Выбрать главу

Картины природы в романе Каррьера очеловечены, насыщены тем настроением, которым живет в данный момент человек, но они при этом написаны и «сами по себе», в них не ощущаешь нарочитой заданности, подверстанности настроению, они не навязаны нам. Просто меняется погода, переходят друг в друга краски неба, сменяют друг друга времена года — и меняются пейзажные планы, меняются масштабы картины; меняются, но остается и, при всей символичности этих пейзажей, ощущается нами художническая верность оригиналу, плотность мазка реалистической живописи, тонкая наблюдательность, умение выбрать точное слово, передающее бесчисленные оттенки красок, интонации ветра, ароматы цветущих или выжженных склонов, звуки лета, весны, осени и зимы.

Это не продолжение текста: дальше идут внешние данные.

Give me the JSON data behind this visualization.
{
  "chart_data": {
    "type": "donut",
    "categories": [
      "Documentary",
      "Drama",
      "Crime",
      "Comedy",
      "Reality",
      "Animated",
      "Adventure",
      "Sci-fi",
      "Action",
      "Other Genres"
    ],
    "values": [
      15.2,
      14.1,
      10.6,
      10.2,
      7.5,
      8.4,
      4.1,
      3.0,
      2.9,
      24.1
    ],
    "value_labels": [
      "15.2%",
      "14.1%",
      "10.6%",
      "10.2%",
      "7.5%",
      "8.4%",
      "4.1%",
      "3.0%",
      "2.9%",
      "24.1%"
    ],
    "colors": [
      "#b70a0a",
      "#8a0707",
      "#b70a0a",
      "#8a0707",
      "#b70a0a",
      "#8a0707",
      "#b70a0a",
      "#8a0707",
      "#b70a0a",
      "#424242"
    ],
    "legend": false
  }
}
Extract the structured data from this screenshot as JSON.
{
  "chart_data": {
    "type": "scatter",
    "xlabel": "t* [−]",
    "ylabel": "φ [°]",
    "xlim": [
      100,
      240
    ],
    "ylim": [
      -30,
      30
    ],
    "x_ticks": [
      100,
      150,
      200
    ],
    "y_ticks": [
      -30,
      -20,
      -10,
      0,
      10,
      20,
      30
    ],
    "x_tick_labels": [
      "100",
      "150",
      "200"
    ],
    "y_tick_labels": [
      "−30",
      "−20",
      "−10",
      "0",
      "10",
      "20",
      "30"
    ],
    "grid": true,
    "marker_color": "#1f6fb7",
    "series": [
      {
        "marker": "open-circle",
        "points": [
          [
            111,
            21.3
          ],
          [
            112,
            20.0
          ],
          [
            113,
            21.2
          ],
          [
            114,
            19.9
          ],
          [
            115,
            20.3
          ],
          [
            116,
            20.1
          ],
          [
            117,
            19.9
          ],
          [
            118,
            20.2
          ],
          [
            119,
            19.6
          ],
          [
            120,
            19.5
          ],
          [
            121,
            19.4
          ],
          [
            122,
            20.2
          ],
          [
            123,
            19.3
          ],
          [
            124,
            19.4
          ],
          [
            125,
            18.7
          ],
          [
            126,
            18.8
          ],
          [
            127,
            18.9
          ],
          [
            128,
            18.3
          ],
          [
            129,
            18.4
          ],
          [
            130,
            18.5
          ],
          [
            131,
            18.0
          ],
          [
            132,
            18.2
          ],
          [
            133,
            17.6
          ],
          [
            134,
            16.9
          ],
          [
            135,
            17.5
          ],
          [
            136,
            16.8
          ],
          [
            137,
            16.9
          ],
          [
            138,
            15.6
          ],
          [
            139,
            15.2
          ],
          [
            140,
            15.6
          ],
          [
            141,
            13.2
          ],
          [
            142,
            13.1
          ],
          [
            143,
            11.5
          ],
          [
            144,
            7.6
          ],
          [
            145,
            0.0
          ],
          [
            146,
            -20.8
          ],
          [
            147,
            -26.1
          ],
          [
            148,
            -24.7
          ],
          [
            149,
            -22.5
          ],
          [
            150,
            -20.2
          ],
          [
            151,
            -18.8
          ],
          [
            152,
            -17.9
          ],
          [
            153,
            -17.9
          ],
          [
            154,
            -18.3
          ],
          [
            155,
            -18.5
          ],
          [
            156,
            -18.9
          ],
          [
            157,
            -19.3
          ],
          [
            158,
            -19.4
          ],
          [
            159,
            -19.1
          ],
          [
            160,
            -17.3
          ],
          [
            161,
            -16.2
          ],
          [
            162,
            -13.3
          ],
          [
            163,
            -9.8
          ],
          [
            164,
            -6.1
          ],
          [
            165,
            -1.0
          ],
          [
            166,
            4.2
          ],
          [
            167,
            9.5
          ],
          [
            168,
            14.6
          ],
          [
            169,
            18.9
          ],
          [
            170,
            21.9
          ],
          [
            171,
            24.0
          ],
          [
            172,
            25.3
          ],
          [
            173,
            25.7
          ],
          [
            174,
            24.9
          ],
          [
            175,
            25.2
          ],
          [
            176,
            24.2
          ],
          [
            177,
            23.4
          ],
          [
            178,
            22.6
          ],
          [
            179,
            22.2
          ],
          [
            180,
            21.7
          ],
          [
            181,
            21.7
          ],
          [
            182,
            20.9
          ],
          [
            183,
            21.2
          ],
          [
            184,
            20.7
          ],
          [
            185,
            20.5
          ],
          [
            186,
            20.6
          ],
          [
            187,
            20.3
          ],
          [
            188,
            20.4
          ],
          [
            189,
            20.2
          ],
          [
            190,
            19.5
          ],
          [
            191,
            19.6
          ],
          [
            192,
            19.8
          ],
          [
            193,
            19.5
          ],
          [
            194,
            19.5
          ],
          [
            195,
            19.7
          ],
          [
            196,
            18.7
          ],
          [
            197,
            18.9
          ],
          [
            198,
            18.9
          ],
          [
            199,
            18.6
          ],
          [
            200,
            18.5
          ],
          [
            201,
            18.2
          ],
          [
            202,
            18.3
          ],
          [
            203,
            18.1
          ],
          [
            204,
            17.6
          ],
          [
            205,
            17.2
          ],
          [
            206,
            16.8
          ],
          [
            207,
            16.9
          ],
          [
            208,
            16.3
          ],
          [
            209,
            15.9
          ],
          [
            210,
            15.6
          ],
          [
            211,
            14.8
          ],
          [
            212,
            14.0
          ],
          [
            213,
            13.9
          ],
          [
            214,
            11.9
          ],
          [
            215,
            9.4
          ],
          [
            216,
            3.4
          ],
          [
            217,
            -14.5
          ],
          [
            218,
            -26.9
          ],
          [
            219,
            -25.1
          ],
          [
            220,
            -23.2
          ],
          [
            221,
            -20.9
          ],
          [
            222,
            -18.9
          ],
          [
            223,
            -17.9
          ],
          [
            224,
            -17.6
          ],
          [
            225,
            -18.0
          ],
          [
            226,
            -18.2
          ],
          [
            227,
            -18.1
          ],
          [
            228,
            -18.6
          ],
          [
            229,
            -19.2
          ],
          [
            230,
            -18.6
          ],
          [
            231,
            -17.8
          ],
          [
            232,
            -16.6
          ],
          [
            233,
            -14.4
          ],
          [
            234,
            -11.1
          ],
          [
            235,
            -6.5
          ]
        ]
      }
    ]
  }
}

Здесь есть свой высокий пафос, своя патетика, идущая от восхищения могуществом природы, от любви к родной земле. Пафос любви и любования неотделим от трагического пафоса горечи и унижения человека, которому природа приносит не только радость, но горе, несчастье, беду. Неповторимость этих вариаций пейзажа связана в романе Жана Каррьера с неповторимостью внутреннего облика каждого персонажа, чьими глазами в каждый данный момент смотрим мы на севеннский пейзаж.

От лица автора пейзаж дается не совсем так, как, скажем, от лица доктора Стефана, а старый Рейлан, по прозвищу «Молчальник», видит горы и небо особо, по-своему, вовсе не так, как его сыновья; да и старший из них, Абель, понимает и видит природу иначе, чем его младший брат Жозеф.

Собственно авторские картины природы пересыпаны комментариями, говорящими о тщете человеческих усилий перед лицом непостижимой природы. «Здесь царствуют минералы, и, как бы ни стрекотали доведенные до белого каления насекомые, их стрекотание какое-то неживое, металлическое и тоже будто относится к этому минеральному царству… Когда… видишь, насколько хватает взгляд, только нагромождение рассыпанных вслепую камней, то и не будучи философом… ощутишь свое ничтожество перед мертвой необъятностью…» Резкость и суровость пейзажа перекликается тут с обреченностью людей, живущих в этих проклятых богом местах, где «о возрасте знают только — молод ты или стар: условия жизни не допускают половинчатости».

А ведь было время, когда для братьев Рейланов, тогда еще совсем молодых, эта крутая и неприветливая природа не была злой мачехой, когда «летняя жара и зимняя стужа, благодаря своей несхожести, были для них сами по себе преисполнены приключениями…» «Воздух… пьянил их сильнее вина», и даже запахи чахлой травы будили их молодую кровь. А отец их, Молчальник, всегда, до старости лет, до самой смерти своей чувствовал, как пьянит его родная природа. Его никогда не покидало ощущение полноты бытия, «сурового успокоения, которое он испытывал, соединяя свои усилия с усилиями лошади, вспарывая жнивье, вскрывая бесплодную, изжаренную, растрескавшуюся поверхность земли… под которой плененная жизнь молчаливо ожидает воздуха, дождя и солнца, чтобы вновь возродиться в хрупких трепещущих стеблях…».

Эти минуты прозрения, понимания единства с природой, общности нашего, человеческого, и ее, природы, предназначения — помогать вечному продолжению жизни на земле, — оказываются в романе вершинными точками, они выражают самую главную и высокую истину, рядом с которой взаимное непонимание человека и природы, их глухая вражда выглядят лишь досадным недоразумением…

Абель Рейлан унаследовал от отца могучую тягу к родной земле. Судьба отца была трагична и прекрасна, как прекрасна его смерть в слиянии с природой. Судьба старшего сына, Абеля Рейлана, тоже трагична и тоже прекрасна в своем порыве к жизни, воде. Трагична судьба матери (Как ее звали, Жюльеттой? — спросит на похоронах доктор. И сын смущенно молчит…), она пала жертвой этого рока, этой нищенской жизни и беспросветной нужды, жертвой собственной слепой материнской любви.